= International Thespian Festival =

The International Thespian Festival is an annual week-long theatre festival in Midwestern United States organized by the International Thespian Society that brings together U.S. high school theatre clubs, thespian troupes, and programs.

== Location ==
Organized by the International Thespian Society, it was held annually in late June on the campus of the University of Nebraska–Lincoln in Lincoln, Nebraska until 2020. In 2022, its first in-person year after the COVID-19 pandemic, the International Thespian Festival was held at Indiana University in Bloomington, Indiana. The festival was held at Indiana University in 2023 and will be held at the same location in 2024–2026.

== Festival ==
There are over 120 workshops offered during the festival, including such titles as "Creating Believable Stage Villains", "Period Hatmaking", and "Fun with Dialects." These workshops are taught by high school teachers, college professors and theater professionals.
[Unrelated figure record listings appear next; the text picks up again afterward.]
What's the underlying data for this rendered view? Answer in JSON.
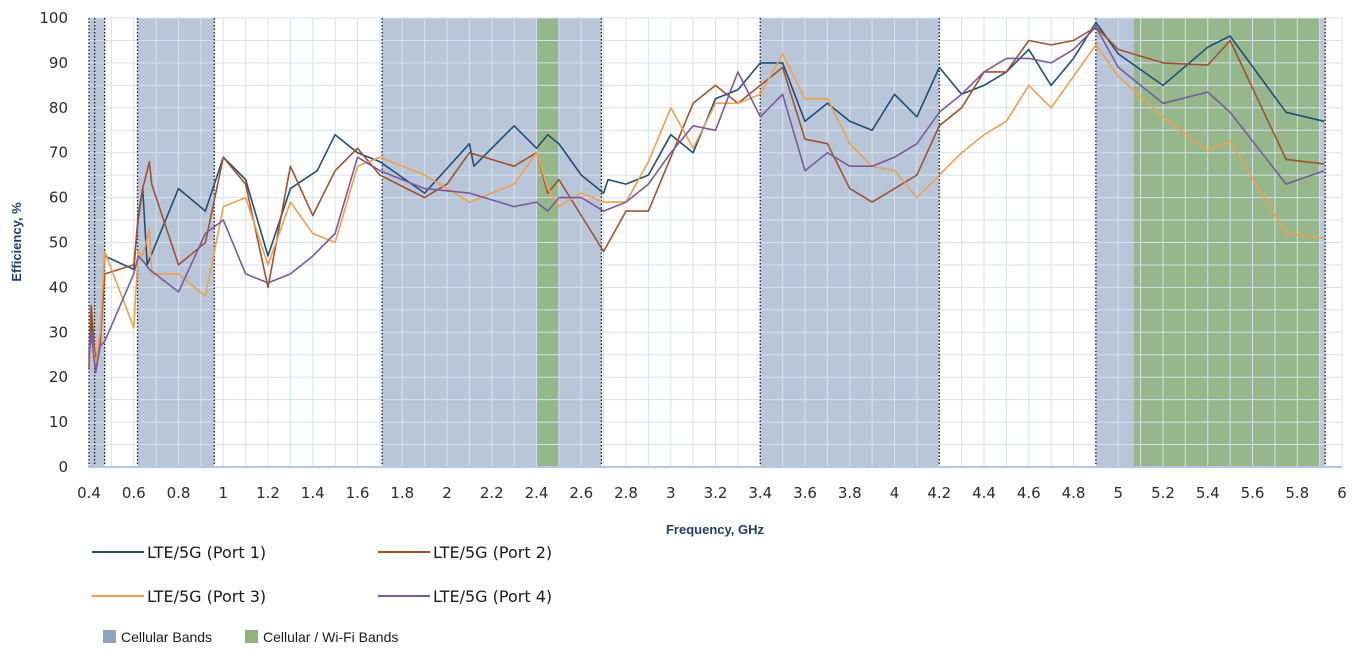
{
  "chart_data": {
    "type": "line",
    "title": "",
    "xlabel": "Frequency, GHz",
    "ylabel": "Efficiency, %",
    "xlim": [
      0.4,
      6
    ],
    "ylim": [
      0,
      100
    ],
    "x_ticks": [
      "0.4",
      "0.6",
      "0.8",
      "1",
      "1.2",
      "1.4",
      "1.6",
      "1.8",
      "2",
      "2.2",
      "2.4",
      "2.6",
      "2.8",
      "3",
      "3.2",
      "3.4",
      "3.6",
      "3.8",
      "4",
      "4.2",
      "4.4",
      "4.6",
      "4.8",
      "5",
      "5.2",
      "5.4",
      "5.6",
      "5.8",
      "6"
    ],
    "y_ticks": [
      "0",
      "10",
      "20",
      "30",
      "40",
      "50",
      "60",
      "70",
      "80",
      "90",
      "100"
    ],
    "grid": true,
    "legend_position": "bottom-left",
    "bands": [
      {
        "category": "cellular",
        "start": 0.4,
        "end": 0.47
      },
      {
        "category": "cellular",
        "start": 0.617,
        "end": 0.96
      },
      {
        "category": "cellular",
        "start": 1.71,
        "end": 2.69
      },
      {
        "category": "wifi",
        "start": 2.4,
        "end": 2.5
      },
      {
        "category": "cellular",
        "start": 3.4,
        "end": 4.2
      },
      {
        "category": "cellular",
        "start": 4.9,
        "end": 5.925
      },
      {
        "category": "wifi",
        "start": 5.07,
        "end": 5.9
      }
    ],
    "band_legend": [
      {
        "name": "Cellular Bands",
        "color": "#8ea3c2"
      },
      {
        "name": "Cellular / Wi-Fi Bands",
        "color": "#8fb37a"
      }
    ],
    "series": [
      {
        "name": "LTE/5G (Port 1)",
        "color": "#1f4e79",
        "points": [
          [
            0.4,
            25
          ],
          [
            0.41,
            33
          ],
          [
            0.42,
            28
          ],
          [
            0.43,
            24
          ],
          [
            0.45,
            28
          ],
          [
            0.47,
            47
          ],
          [
            0.6,
            44
          ],
          [
            0.62,
            56
          ],
          [
            0.64,
            62
          ],
          [
            0.66,
            45
          ],
          [
            0.8,
            62
          ],
          [
            0.92,
            57
          ],
          [
            1,
            69
          ],
          [
            1.1,
            64
          ],
          [
            1.2,
            47
          ],
          [
            1.3,
            62
          ],
          [
            1.42,
            66
          ],
          [
            1.5,
            74
          ],
          [
            1.6,
            70
          ],
          [
            1.7,
            68
          ],
          [
            1.9,
            61
          ],
          [
            2.1,
            72
          ],
          [
            2.12,
            67
          ],
          [
            2.3,
            76
          ],
          [
            2.4,
            71
          ],
          [
            2.45,
            74
          ],
          [
            2.5,
            72
          ],
          [
            2.6,
            65
          ],
          [
            2.7,
            61
          ],
          [
            2.72,
            64
          ],
          [
            2.8,
            63
          ],
          [
            2.9,
            65
          ],
          [
            3,
            74
          ],
          [
            3.1,
            70
          ],
          [
            3.2,
            82
          ],
          [
            3.3,
            84
          ],
          [
            3.4,
            90
          ],
          [
            3.5,
            90
          ],
          [
            3.6,
            77
          ],
          [
            3.7,
            81
          ],
          [
            3.8,
            77
          ],
          [
            3.9,
            75
          ],
          [
            4,
            83
          ],
          [
            4.1,
            78
          ],
          [
            4.2,
            89
          ],
          [
            4.3,
            83
          ],
          [
            4.4,
            85
          ],
          [
            4.5,
            88
          ],
          [
            4.6,
            93
          ],
          [
            4.7,
            85
          ],
          [
            4.8,
            91
          ],
          [
            4.9,
            99
          ],
          [
            5,
            92
          ],
          [
            5.2,
            85
          ],
          [
            5.4,
            93.5
          ],
          [
            5.5,
            96
          ],
          [
            5.75,
            79
          ],
          [
            5.92,
            77
          ]
        ]
      },
      {
        "name": "LTE/5G (Port 2)",
        "color": "#a0522d",
        "points": [
          [
            0.4,
            22
          ],
          [
            0.41,
            36
          ],
          [
            0.42,
            29
          ],
          [
            0.43,
            22
          ],
          [
            0.45,
            28
          ],
          [
            0.47,
            43
          ],
          [
            0.6,
            45
          ],
          [
            0.62,
            55
          ],
          [
            0.64,
            62
          ],
          [
            0.67,
            68
          ],
          [
            0.68,
            63
          ],
          [
            0.8,
            45
          ],
          [
            0.92,
            50
          ],
          [
            1,
            69
          ],
          [
            1.1,
            63
          ],
          [
            1.2,
            40
          ],
          [
            1.3,
            67
          ],
          [
            1.4,
            56
          ],
          [
            1.5,
            66
          ],
          [
            1.6,
            71
          ],
          [
            1.7,
            65
          ],
          [
            1.9,
            60
          ],
          [
            2,
            63
          ],
          [
            2.1,
            70
          ],
          [
            2.3,
            67
          ],
          [
            2.4,
            70
          ],
          [
            2.45,
            61
          ],
          [
            2.5,
            64
          ],
          [
            2.7,
            48
          ],
          [
            2.8,
            57
          ],
          [
            2.9,
            57
          ],
          [
            3,
            69
          ],
          [
            3.1,
            81
          ],
          [
            3.2,
            85
          ],
          [
            3.3,
            81
          ],
          [
            3.4,
            85
          ],
          [
            3.5,
            89
          ],
          [
            3.6,
            73
          ],
          [
            3.7,
            72
          ],
          [
            3.8,
            62
          ],
          [
            3.9,
            59
          ],
          [
            4,
            62
          ],
          [
            4.1,
            65
          ],
          [
            4.2,
            76
          ],
          [
            4.3,
            80
          ],
          [
            4.4,
            88
          ],
          [
            4.5,
            88
          ],
          [
            4.6,
            95
          ],
          [
            4.7,
            94
          ],
          [
            4.8,
            95
          ],
          [
            4.9,
            98
          ],
          [
            5,
            93
          ],
          [
            5.2,
            90
          ],
          [
            5.4,
            89.5
          ],
          [
            5.5,
            95
          ],
          [
            5.75,
            68.5
          ],
          [
            5.92,
            67.5
          ]
        ]
      },
      {
        "name": "LTE/5G (Port 3)",
        "color": "#f0a04b",
        "points": [
          [
            0.4,
            24
          ],
          [
            0.41,
            30
          ],
          [
            0.42,
            26
          ],
          [
            0.43,
            23
          ],
          [
            0.45,
            30
          ],
          [
            0.47,
            48
          ],
          [
            0.6,
            31
          ],
          [
            0.62,
            48
          ],
          [
            0.64,
            47
          ],
          [
            0.67,
            53
          ],
          [
            0.68,
            43
          ],
          [
            0.8,
            43
          ],
          [
            0.92,
            38
          ],
          [
            1,
            58
          ],
          [
            1.1,
            60
          ],
          [
            1.2,
            45
          ],
          [
            1.3,
            59
          ],
          [
            1.4,
            52
          ],
          [
            1.5,
            50
          ],
          [
            1.6,
            67
          ],
          [
            1.7,
            69
          ],
          [
            1.9,
            65
          ],
          [
            2,
            62
          ],
          [
            2.1,
            59
          ],
          [
            2.3,
            63
          ],
          [
            2.4,
            70
          ],
          [
            2.45,
            62
          ],
          [
            2.5,
            58
          ],
          [
            2.6,
            61
          ],
          [
            2.7,
            59
          ],
          [
            2.8,
            59
          ],
          [
            2.9,
            68
          ],
          [
            3,
            80
          ],
          [
            3.1,
            71
          ],
          [
            3.2,
            81
          ],
          [
            3.3,
            81
          ],
          [
            3.4,
            83
          ],
          [
            3.5,
            92
          ],
          [
            3.6,
            82
          ],
          [
            3.7,
            82
          ],
          [
            3.8,
            72
          ],
          [
            3.9,
            67
          ],
          [
            4,
            66
          ],
          [
            4.1,
            60
          ],
          [
            4.2,
            65
          ],
          [
            4.3,
            70
          ],
          [
            4.4,
            74
          ],
          [
            4.5,
            77
          ],
          [
            4.6,
            85
          ],
          [
            4.7,
            80
          ],
          [
            4.8,
            87
          ],
          [
            4.9,
            94
          ],
          [
            5,
            87
          ],
          [
            5.2,
            78
          ],
          [
            5.4,
            70.5
          ],
          [
            5.5,
            72.5
          ],
          [
            5.75,
            52
          ],
          [
            5.92,
            51
          ]
        ]
      },
      {
        "name": "LTE/5G (Port 4)",
        "color": "#7a5a9e",
        "points": [
          [
            0.4,
            24
          ],
          [
            0.41,
            30
          ],
          [
            0.42,
            25
          ],
          [
            0.43,
            21
          ],
          [
            0.45,
            27
          ],
          [
            0.47,
            28
          ],
          [
            0.6,
            43
          ],
          [
            0.62,
            47
          ],
          [
            0.64,
            46
          ],
          [
            0.67,
            44
          ],
          [
            0.8,
            39
          ],
          [
            0.92,
            52
          ],
          [
            1,
            55
          ],
          [
            1.1,
            43
          ],
          [
            1.2,
            41
          ],
          [
            1.3,
            43
          ],
          [
            1.4,
            47
          ],
          [
            1.5,
            52
          ],
          [
            1.6,
            69
          ],
          [
            1.7,
            66
          ],
          [
            1.9,
            62
          ],
          [
            2.1,
            61
          ],
          [
            2.3,
            58
          ],
          [
            2.4,
            59
          ],
          [
            2.45,
            57
          ],
          [
            2.5,
            60
          ],
          [
            2.6,
            60
          ],
          [
            2.7,
            57
          ],
          [
            2.8,
            59
          ],
          [
            2.9,
            63
          ],
          [
            3,
            70
          ],
          [
            3.1,
            76
          ],
          [
            3.2,
            75
          ],
          [
            3.3,
            88
          ],
          [
            3.4,
            78
          ],
          [
            3.5,
            83
          ],
          [
            3.6,
            66
          ],
          [
            3.7,
            70
          ],
          [
            3.8,
            67
          ],
          [
            3.9,
            67
          ],
          [
            4,
            69
          ],
          [
            4.1,
            72
          ],
          [
            4.2,
            79
          ],
          [
            4.3,
            83
          ],
          [
            4.4,
            88
          ],
          [
            4.5,
            91
          ],
          [
            4.6,
            91
          ],
          [
            4.7,
            90
          ],
          [
            4.8,
            93
          ],
          [
            4.9,
            98
          ],
          [
            5,
            89
          ],
          [
            5.2,
            81
          ],
          [
            5.4,
            83.5
          ],
          [
            5.5,
            79
          ],
          [
            5.75,
            63
          ],
          [
            5.92,
            66
          ]
        ]
      }
    ]
  }
}
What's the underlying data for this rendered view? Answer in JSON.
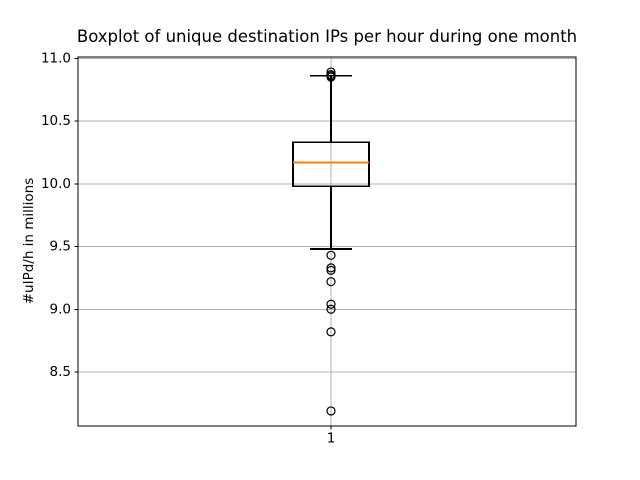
{
  "figure": {
    "background": "#ffffff"
  },
  "chart_data": {
    "type": "boxplot",
    "title": "Boxplot of unique destination IPs per hour during one month",
    "xlabel": "",
    "ylabel": "#uIPd/h in millions",
    "xticklabels": [
      "1"
    ],
    "yticks": [
      8.5,
      9.0,
      9.5,
      10.0,
      10.5,
      11.0
    ],
    "ylim": [
      8.07,
      11.01
    ],
    "grid": true,
    "legend": "none",
    "boxes": [
      {
        "category": "1",
        "q1": 9.98,
        "median": 10.17,
        "q3": 10.33,
        "whisker_low": 9.48,
        "whisker_high": 10.86,
        "outliers_low": [
          9.43,
          9.33,
          9.31,
          9.22,
          9.04,
          9.0,
          8.82,
          8.19
        ],
        "outliers_high": [
          10.85,
          10.86,
          10.87,
          10.89
        ]
      }
    ],
    "colors": {
      "median": "#ff7f0e",
      "box": "#000000",
      "grid": "#b0b0b0",
      "text": "#000000",
      "background": "#ffffff"
    }
  }
}
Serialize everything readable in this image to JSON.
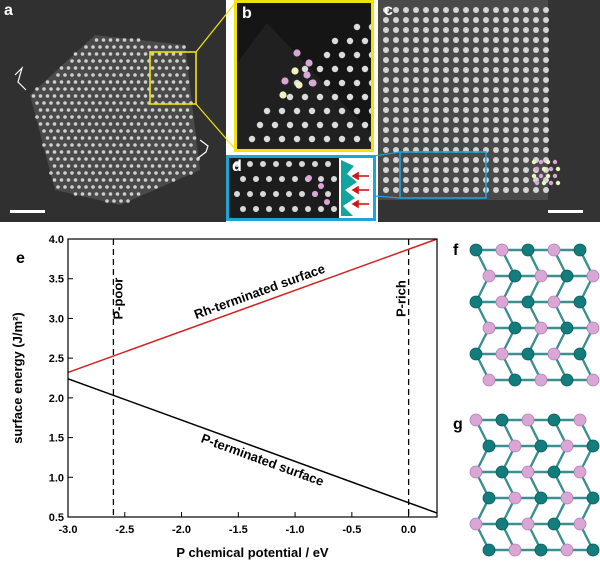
{
  "figure": {
    "panels": [
      {
        "id": "a",
        "label": "a"
      },
      {
        "id": "b",
        "label": "b"
      },
      {
        "id": "c",
        "label": "c"
      },
      {
        "id": "d",
        "label": "d"
      },
      {
        "id": "e",
        "label": "e"
      },
      {
        "id": "f",
        "label": "f"
      },
      {
        "id": "g",
        "label": "g"
      }
    ],
    "colors": {
      "inset_box_yellow": "#f2e20c",
      "inset_box_blue": "#1fa4d6",
      "rh_atom": "#137c7c",
      "p_atom": "#d9a6d6",
      "rh_line": "#d42020",
      "p_line": "#000000",
      "arrow_red": "#d01818",
      "profile_teal": "#12a5a0"
    }
  },
  "chart_data": {
    "type": "line",
    "xlabel": "P chemical potential / eV",
    "ylabel": "surface energy (J/m²)",
    "xlim": [
      -3.0,
      0.25
    ],
    "ylim": [
      0.5,
      4.0
    ],
    "x_ticks": [
      -3.0,
      -2.5,
      -2.0,
      -1.5,
      -1.0,
      -0.5,
      0.0
    ],
    "x_tick_labels": [
      "-3.0",
      "-2.5",
      "-2.0",
      "-1.5",
      "-1.0",
      "-0.5",
      "0.0"
    ],
    "y_ticks": [
      0.5,
      1.0,
      1.5,
      2.0,
      2.5,
      3.0,
      3.5,
      4.0
    ],
    "y_tick_labels": [
      "0.5",
      "1.0",
      "1.5",
      "2.0",
      "2.5",
      "3.0",
      "3.5",
      "4.0"
    ],
    "series": [
      {
        "name": "Rh-terminated surface",
        "x": [
          -3.0,
          0.25
        ],
        "y": [
          2.32,
          4.0
        ],
        "color": "#d42020"
      },
      {
        "name": "P-terminated surface",
        "x": [
          -3.0,
          0.25
        ],
        "y": [
          2.24,
          0.55
        ],
        "color": "#000000"
      }
    ],
    "vlines": [
      {
        "x": -2.6,
        "label": "P-poor"
      },
      {
        "x": 0.0,
        "label": "P-rich"
      }
    ]
  }
}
There are also auditions for national cast productions, usually to premiere the school edition of two well-known Broadway shows. In 2008, the chosen casts and crews put on productions of "Hairspray" and "Sweeney Todd".

The festival features an event called the Thespy Showcase, formerly known as the Individual Events (IE) Showcase. Following a series of performances and judging periods at the local and chapter level, winning students compete for the chance to perform in the categories of monologue, duet acting, solo/duet/group musical theatre, and mime, or show off their skills in the technical categories of costume design and construction, publicity design, scenic design, stage management, lighting design, and short film.